Maya Washburn / News Director
The Student Government Association approved a quarter of a million-dollar fund increase for Greek life as it expects four new fraternities, two of which are returning from previous suspensions.
The SGA executive board approved a $250,000 allocation from the accumulated cash balance account to Fraternity & Sorority Life during a Jan. 24 meeting. This decision was not publicly announced to the SGA senate.
Activity and Services fees, paid by students, funds this allocation.
The funds will add five new staff members to the Fraternity and Sorority Life (FSL) office, according to the meeting minutes. The new positions are director, associate director and three temporary program assistants.
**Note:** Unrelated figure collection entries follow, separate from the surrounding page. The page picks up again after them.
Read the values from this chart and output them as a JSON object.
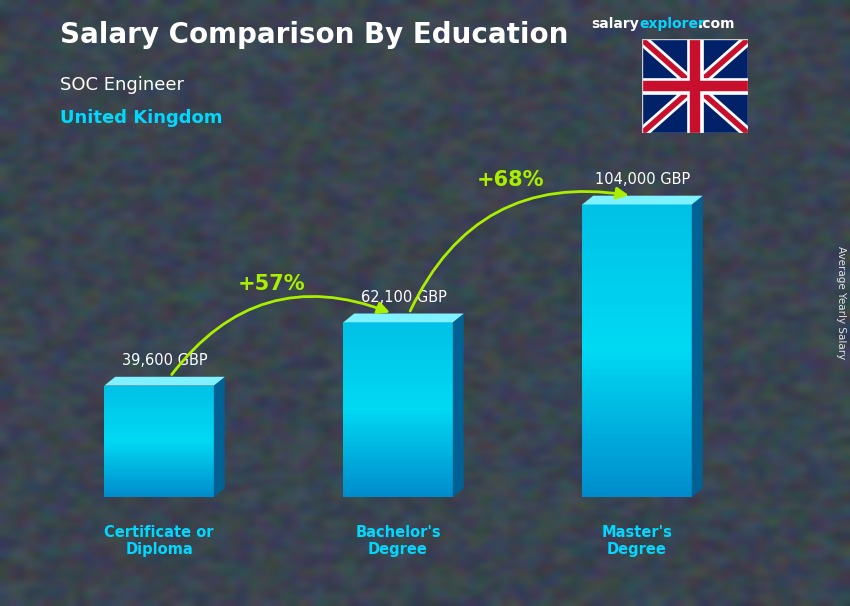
{
  "title": "Salary Comparison By Education",
  "subtitle_job": "SOC Engineer",
  "subtitle_location": "United Kingdom",
  "categories": [
    "Certificate or\nDiploma",
    "Bachelor's\nDegree",
    "Master's\nDegree"
  ],
  "values": [
    39600,
    62100,
    104000
  ],
  "value_labels": [
    "39,600 GBP",
    "62,100 GBP",
    "104,000 GBP"
  ],
  "pct_labels": [
    "+57%",
    "+68%"
  ],
  "bar_color_light": "#00d8f0",
  "bar_color_mid": "#00b0d8",
  "bar_color_dark": "#0070a0",
  "bar_top_color": "#80eeff",
  "bg_color": "#5a6a7a",
  "title_color": "#ffffff",
  "subtitle_job_color": "#ffffff",
  "subtitle_location_color": "#00d8ff",
  "value_label_color": "#ffffff",
  "pct_color": "#aaee00",
  "xlabel_color": "#00d8ff",
  "ylabel_text": "Average Yearly Salary",
  "brand_salary_color": "#ffffff",
  "brand_explorer_color": "#00d8ff",
  "ylim_max": 125000,
  "bar_width": 0.55,
  "x_positions": [
    0.5,
    1.7,
    2.9
  ]
}
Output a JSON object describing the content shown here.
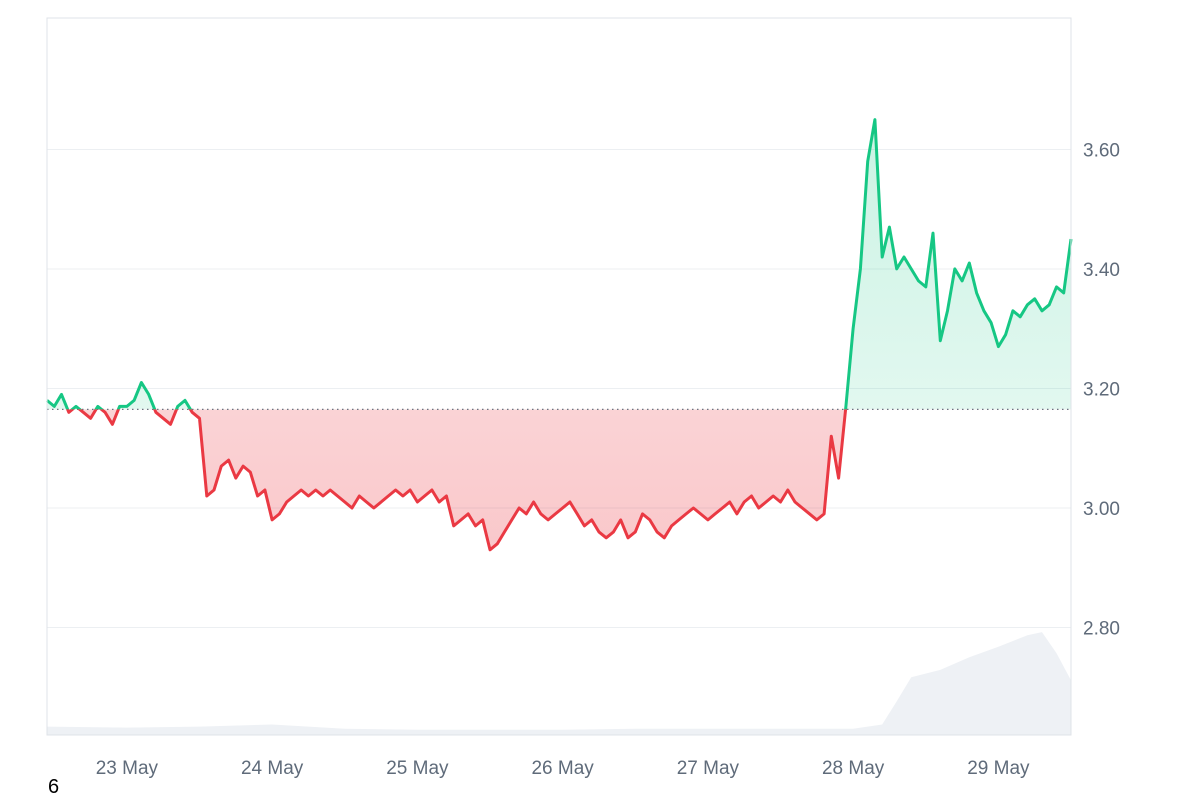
{
  "colors": {
    "up": "#16c784",
    "down": "#ea3943",
    "grid": "#eceff2",
    "border": "#dfe3e8",
    "volume": "#eef1f5",
    "baseline": "#6b7280",
    "tick_text": "#5f6b7a"
  },
  "footer_note": "6",
  "chart_data": {
    "type": "line",
    "title": "",
    "xlabel": "",
    "ylabel": "",
    "ylim": [
      2.62,
      3.82
    ],
    "xlim_days": [
      -0.55,
      6.5
    ],
    "baseline": 3.165,
    "y_ticks": [
      2.8,
      3.0,
      3.2,
      3.4,
      3.6
    ],
    "y_tick_labels": [
      "2.80",
      "3.00",
      "3.20",
      "3.40",
      "3.60"
    ],
    "x_tick_labels": [
      "23 May",
      "24 May",
      "25 May",
      "26 May",
      "27 May",
      "28 May",
      "29 May"
    ],
    "grid": true,
    "price_series": {
      "x_days": [
        -0.55,
        -0.5,
        -0.45,
        -0.4,
        -0.35,
        -0.3,
        -0.25,
        -0.2,
        -0.15,
        -0.1,
        -0.05,
        0.0,
        0.05,
        0.1,
        0.15,
        0.2,
        0.25,
        0.3,
        0.35,
        0.4,
        0.45,
        0.5,
        0.55,
        0.6,
        0.65,
        0.7,
        0.75,
        0.8,
        0.85,
        0.9,
        0.95,
        1.0,
        1.05,
        1.1,
        1.15,
        1.2,
        1.25,
        1.3,
        1.35,
        1.4,
        1.45,
        1.5,
        1.55,
        1.6,
        1.65,
        1.7,
        1.75,
        1.8,
        1.85,
        1.9,
        1.95,
        2.0,
        2.05,
        2.1,
        2.15,
        2.2,
        2.25,
        2.3,
        2.35,
        2.4,
        2.45,
        2.5,
        2.55,
        2.6,
        2.65,
        2.7,
        2.75,
        2.8,
        2.85,
        2.9,
        2.95,
        3.0,
        3.05,
        3.1,
        3.15,
        3.2,
        3.25,
        3.3,
        3.35,
        3.4,
        3.45,
        3.5,
        3.55,
        3.6,
        3.65,
        3.7,
        3.75,
        3.8,
        3.85,
        3.9,
        3.95,
        4.0,
        4.05,
        4.1,
        4.15,
        4.2,
        4.25,
        4.3,
        4.35,
        4.4,
        4.45,
        4.5,
        4.55,
        4.6,
        4.65,
        4.7,
        4.75,
        4.8,
        4.85,
        4.9,
        4.95,
        5.0,
        5.05,
        5.1,
        5.15,
        5.2,
        5.25,
        5.3,
        5.35,
        5.4,
        5.45,
        5.5,
        5.55,
        5.6,
        5.65,
        5.7,
        5.75,
        5.8,
        5.85,
        5.9,
        5.95,
        6.0,
        6.05,
        6.1,
        6.15,
        6.2,
        6.25,
        6.3,
        6.35,
        6.4,
        6.45,
        6.5
      ],
      "values": [
        3.18,
        3.17,
        3.19,
        3.16,
        3.17,
        3.16,
        3.15,
        3.17,
        3.16,
        3.14,
        3.17,
        3.17,
        3.18,
        3.21,
        3.19,
        3.16,
        3.15,
        3.14,
        3.17,
        3.18,
        3.16,
        3.15,
        3.02,
        3.03,
        3.07,
        3.08,
        3.05,
        3.07,
        3.06,
        3.02,
        3.03,
        2.98,
        2.99,
        3.01,
        3.02,
        3.03,
        3.02,
        3.03,
        3.02,
        3.03,
        3.02,
        3.01,
        3.0,
        3.02,
        3.01,
        3.0,
        3.01,
        3.02,
        3.03,
        3.02,
        3.03,
        3.01,
        3.02,
        3.03,
        3.01,
        3.02,
        2.97,
        2.98,
        2.99,
        2.97,
        2.98,
        2.93,
        2.94,
        2.96,
        2.98,
        3.0,
        2.99,
        3.01,
        2.99,
        2.98,
        2.99,
        3.0,
        3.01,
        2.99,
        2.97,
        2.98,
        2.96,
        2.95,
        2.96,
        2.98,
        2.95,
        2.96,
        2.99,
        2.98,
        2.96,
        2.95,
        2.97,
        2.98,
        2.99,
        3.0,
        2.99,
        2.98,
        2.99,
        3.0,
        3.01,
        2.99,
        3.01,
        3.02,
        3.0,
        3.01,
        3.02,
        3.01,
        3.03,
        3.01,
        3.0,
        2.99,
        2.98,
        2.99,
        3.12,
        3.05,
        3.17,
        3.3,
        3.4,
        3.58,
        3.65,
        3.42,
        3.47,
        3.4,
        3.42,
        3.4,
        3.38,
        3.37,
        3.46,
        3.28,
        3.33,
        3.4,
        3.38,
        3.41,
        3.36,
        3.33,
        3.31,
        3.27,
        3.29,
        3.33,
        3.32,
        3.34,
        3.35,
        3.33,
        3.34,
        3.37,
        3.36,
        3.45
      ]
    },
    "volume_series": {
      "x_days": [
        -0.55,
        0.0,
        0.5,
        1.0,
        1.5,
        2.0,
        2.5,
        3.0,
        3.5,
        4.0,
        4.5,
        5.0,
        5.1,
        5.2,
        5.3,
        5.4,
        5.6,
        5.8,
        6.0,
        6.2,
        6.3,
        6.4,
        6.5
      ],
      "values": [
        0.08,
        0.07,
        0.08,
        0.1,
        0.06,
        0.05,
        0.05,
        0.05,
        0.06,
        0.06,
        0.06,
        0.06,
        0.08,
        0.1,
        0.32,
        0.55,
        0.62,
        0.74,
        0.84,
        0.95,
        0.98,
        0.78,
        0.52
      ]
    }
  }
}
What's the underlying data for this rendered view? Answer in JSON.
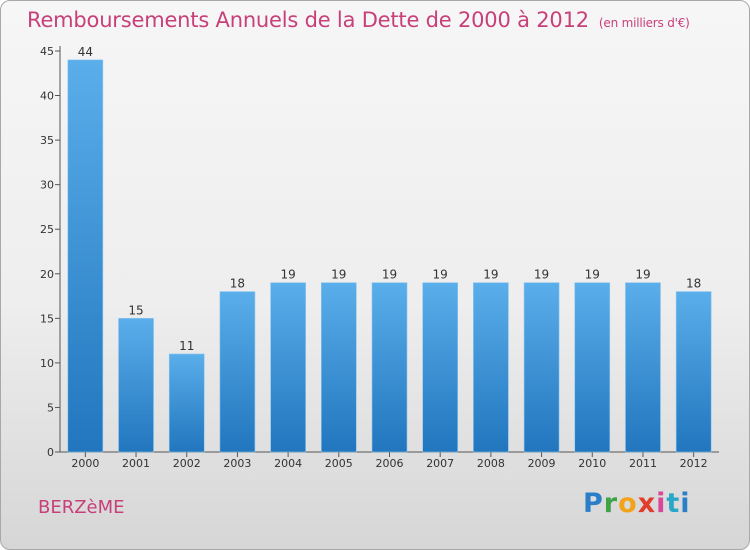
{
  "title": "Remboursements Annuels de la Dette de 2000 à 2012",
  "subtitle": "(en milliers d'€)",
  "place_name": "BERZèME",
  "logo_text": "Proxiti",
  "colors": {
    "bar": "#3d8fd6",
    "title": "#c8407a"
  },
  "chart_data": {
    "type": "bar",
    "categories": [
      "2000",
      "2001",
      "2002",
      "2003",
      "2004",
      "2005",
      "2006",
      "2007",
      "2008",
      "2009",
      "2010",
      "2011",
      "2012"
    ],
    "values": [
      44,
      15,
      11,
      18,
      19,
      19,
      19,
      19,
      19,
      19,
      19,
      19,
      18
    ],
    "ylim": [
      0,
      45
    ],
    "yticks": [
      0,
      5,
      10,
      15,
      20,
      25,
      30,
      35,
      40,
      45
    ],
    "grid": false,
    "legend": "none"
  }
}
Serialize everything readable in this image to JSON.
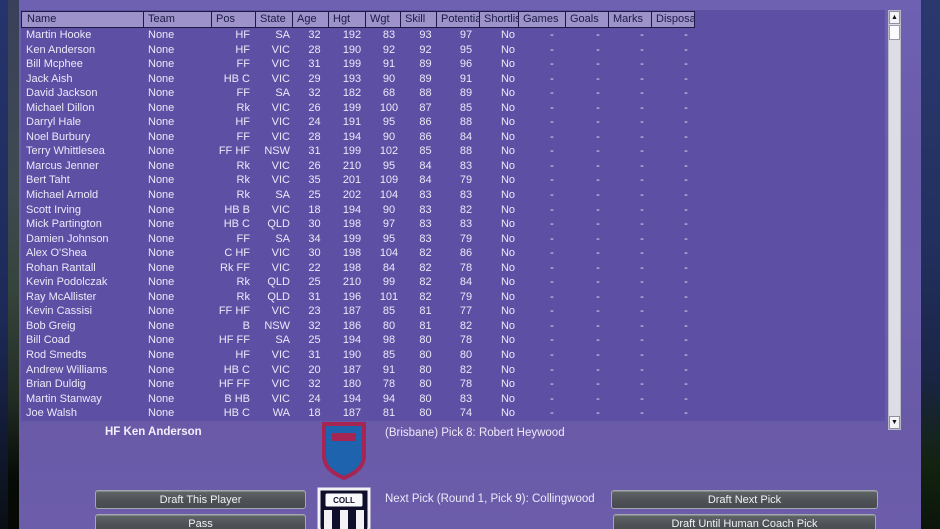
{
  "colors": {
    "background_purple": "#6A5CAA",
    "table_background": "#5D50A4",
    "header_background": "#9D92C9",
    "header_border": "#1B1B46",
    "row_text": "#ECE8F8",
    "button_gray": "#4E5256",
    "brisbane_maroon": "#A72552",
    "brisbane_blue": "#1E63AE",
    "collingwood_black": "#0E0E2A"
  },
  "table": {
    "columns": [
      "Name",
      "Team",
      "Pos",
      "State",
      "Age",
      "Hgt",
      "Wgt",
      "Skill",
      "Potential",
      "Shortlist",
      "Games",
      "Goals",
      "Marks",
      "Disposal"
    ],
    "rows": [
      [
        "Martin Hooke",
        "None",
        "HF",
        "SA",
        "32",
        "192",
        "83",
        "93",
        "97",
        "No",
        "-",
        "-",
        "-",
        "-"
      ],
      [
        "Ken Anderson",
        "None",
        "HF",
        "VIC",
        "28",
        "190",
        "92",
        "92",
        "95",
        "No",
        "-",
        "-",
        "-",
        "-"
      ],
      [
        "Bill Mcphee",
        "None",
        "FF",
        "VIC",
        "31",
        "199",
        "91",
        "89",
        "96",
        "No",
        "-",
        "-",
        "-",
        "-"
      ],
      [
        "Jack Aish",
        "None",
        "HB C",
        "VIC",
        "29",
        "193",
        "90",
        "89",
        "91",
        "No",
        "-",
        "-",
        "-",
        "-"
      ],
      [
        "David Jackson",
        "None",
        "FF",
        "SA",
        "32",
        "182",
        "68",
        "88",
        "89",
        "No",
        "-",
        "-",
        "-",
        "-"
      ],
      [
        "Michael Dillon",
        "None",
        "Rk",
        "VIC",
        "26",
        "199",
        "100",
        "87",
        "85",
        "No",
        "-",
        "-",
        "-",
        "-"
      ],
      [
        "Darryl Hale",
        "None",
        "HF",
        "VIC",
        "24",
        "191",
        "95",
        "86",
        "88",
        "No",
        "-",
        "-",
        "-",
        "-"
      ],
      [
        "Noel Burbury",
        "None",
        "FF",
        "VIC",
        "28",
        "194",
        "90",
        "86",
        "84",
        "No",
        "-",
        "-",
        "-",
        "-"
      ],
      [
        "Terry Whittlesea",
        "None",
        "FF HF",
        "NSW",
        "31",
        "199",
        "102",
        "85",
        "88",
        "No",
        "-",
        "-",
        "-",
        "-"
      ],
      [
        "Marcus Jenner",
        "None",
        "Rk",
        "VIC",
        "26",
        "210",
        "95",
        "84",
        "83",
        "No",
        "-",
        "-",
        "-",
        "-"
      ],
      [
        "Bert Taht",
        "None",
        "Rk",
        "VIC",
        "35",
        "201",
        "109",
        "84",
        "79",
        "No",
        "-",
        "-",
        "-",
        "-"
      ],
      [
        "Michael Arnold",
        "None",
        "Rk",
        "SA",
        "25",
        "202",
        "104",
        "83",
        "83",
        "No",
        "-",
        "-",
        "-",
        "-"
      ],
      [
        "Scott Irving",
        "None",
        "HB B",
        "VIC",
        "18",
        "194",
        "90",
        "83",
        "82",
        "No",
        "-",
        "-",
        "-",
        "-"
      ],
      [
        "Mick Partington",
        "None",
        "HB C",
        "QLD",
        "30",
        "198",
        "97",
        "83",
        "83",
        "No",
        "-",
        "-",
        "-",
        "-"
      ],
      [
        "Damien Johnson",
        "None",
        "FF",
        "SA",
        "34",
        "199",
        "95",
        "83",
        "79",
        "No",
        "-",
        "-",
        "-",
        "-"
      ],
      [
        "Alex O'Shea",
        "None",
        "C HF",
        "VIC",
        "30",
        "198",
        "104",
        "82",
        "86",
        "No",
        "-",
        "-",
        "-",
        "-"
      ],
      [
        "Rohan Rantall",
        "None",
        "Rk FF",
        "VIC",
        "22",
        "198",
        "84",
        "82",
        "78",
        "No",
        "-",
        "-",
        "-",
        "-"
      ],
      [
        "Kevin Podolczak",
        "None",
        "Rk",
        "QLD",
        "25",
        "210",
        "99",
        "82",
        "84",
        "No",
        "-",
        "-",
        "-",
        "-"
      ],
      [
        "Ray McAllister",
        "None",
        "Rk",
        "QLD",
        "31",
        "196",
        "101",
        "82",
        "79",
        "No",
        "-",
        "-",
        "-",
        "-"
      ],
      [
        "Kevin Cassisi",
        "None",
        "FF HF",
        "VIC",
        "23",
        "187",
        "85",
        "81",
        "77",
        "No",
        "-",
        "-",
        "-",
        "-"
      ],
      [
        "Bob Greig",
        "None",
        "B",
        "NSW",
        "32",
        "186",
        "80",
        "81",
        "82",
        "No",
        "-",
        "-",
        "-",
        "-"
      ],
      [
        "Bill Coad",
        "None",
        "HF FF",
        "SA",
        "25",
        "194",
        "98",
        "80",
        "78",
        "No",
        "-",
        "-",
        "-",
        "-"
      ],
      [
        "Rod Smedts",
        "None",
        "HF",
        "VIC",
        "31",
        "190",
        "85",
        "80",
        "80",
        "No",
        "-",
        "-",
        "-",
        "-"
      ],
      [
        "Andrew Williams",
        "None",
        "HB C",
        "VIC",
        "20",
        "187",
        "91",
        "80",
        "82",
        "No",
        "-",
        "-",
        "-",
        "-"
      ],
      [
        "Brian Duldig",
        "None",
        "HF FF",
        "VIC",
        "32",
        "180",
        "78",
        "80",
        "78",
        "No",
        "-",
        "-",
        "-",
        "-"
      ],
      [
        "Martin Stanway",
        "None",
        "B HB",
        "VIC",
        "24",
        "194",
        "94",
        "80",
        "83",
        "No",
        "-",
        "-",
        "-",
        "-"
      ],
      [
        "Joe Walsh",
        "None",
        "HB C",
        "WA",
        "18",
        "187",
        "81",
        "80",
        "74",
        "No",
        "-",
        "-",
        "-",
        "-"
      ]
    ]
  },
  "selection": {
    "selected_player": "HF Ken Anderson",
    "last_pick": "(Brisbane) Pick 8: Robert Heywood",
    "next_pick": "Next Pick (Round 1, Pick 9): Collingwood"
  },
  "buttons": {
    "draft_this_player": "Draft This Player",
    "pass": "Pass",
    "draft_next_pick": "Draft Next Pick",
    "draft_until_human": "Draft Until Human Coach Pick"
  },
  "logos": {
    "collingwood_text": "COLL"
  }
}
Potential budget cuts to student organizations ranging from 5 to 15 percent were discussed by the SGA Senate on Jan. 24, the same day the $250,000 allocation was approved.
The four new fraternities plan to stagger coming to campus a year apart from each other, according to Nicholas Pastrana, senate president and former Interfraternity Council (IFC) president.
In order of first to last on campus, they are Delta Tau Delta (DTD), Pi Kappa Alpha (PIKE), Pi Lambda Phi and Pi Kappa Phi (Pi Kapp).
DTD, the first of the four to have begun recruiting, expects to be completely established by the end of February as two representatives table on campus for four weeks.
This makes it the first new fraternity on campus since the FIU Greek pause in January 2018 when all Greek life was suspended for a year as cases of nude photos, jokes about rape and hazing activity were uncovered.
Bryce Bussell, DTD expansion support consultant, hopes to restore integrity to fraternities at FIU by upholding upstanding values of leadership and service within the organization.
“We want to find guys that are leaders on campus, guys that are focused on academics and service,” said Bussell. “We think that that’s an untapped market here.”
Pastrana estimated about 2,000 FIU students are currently members of Greek Life, comprising about 3 percent of the university population.
Alexander Rubido, SGA President, noted that the expansion of Greek life is consistent with post-COVID levels engagement levels and the Greek life community recovering from the effects of the Greek pause, which lowered their numbers.
“I think that any time we bring a new organization on campus, it’s good for Greek life,” said Rubido. “Hopefully, it brings a new organization with new values, new models and new experiences that a greater percentage of our students would want to join.”
Chief of Police Alexander Casas was a member of the committee at FIU that made the decision to allow Greek life back on campus after the pause. The pause was important, Casas said.
“It gave groups an opportunity to refocus and understand that they have to have a commitment to their Greek values.”
When asked how he feels about the return of fraternities that previously had cases of misconduct, Casas pointed out a shift he witnessed in the FIU Greek life community since the Greek pause.
“I’m all for it,” said Casas. “I welcome it back, especially with this new self-awareness I think they’re going to have…or that I hope they demonstrate.”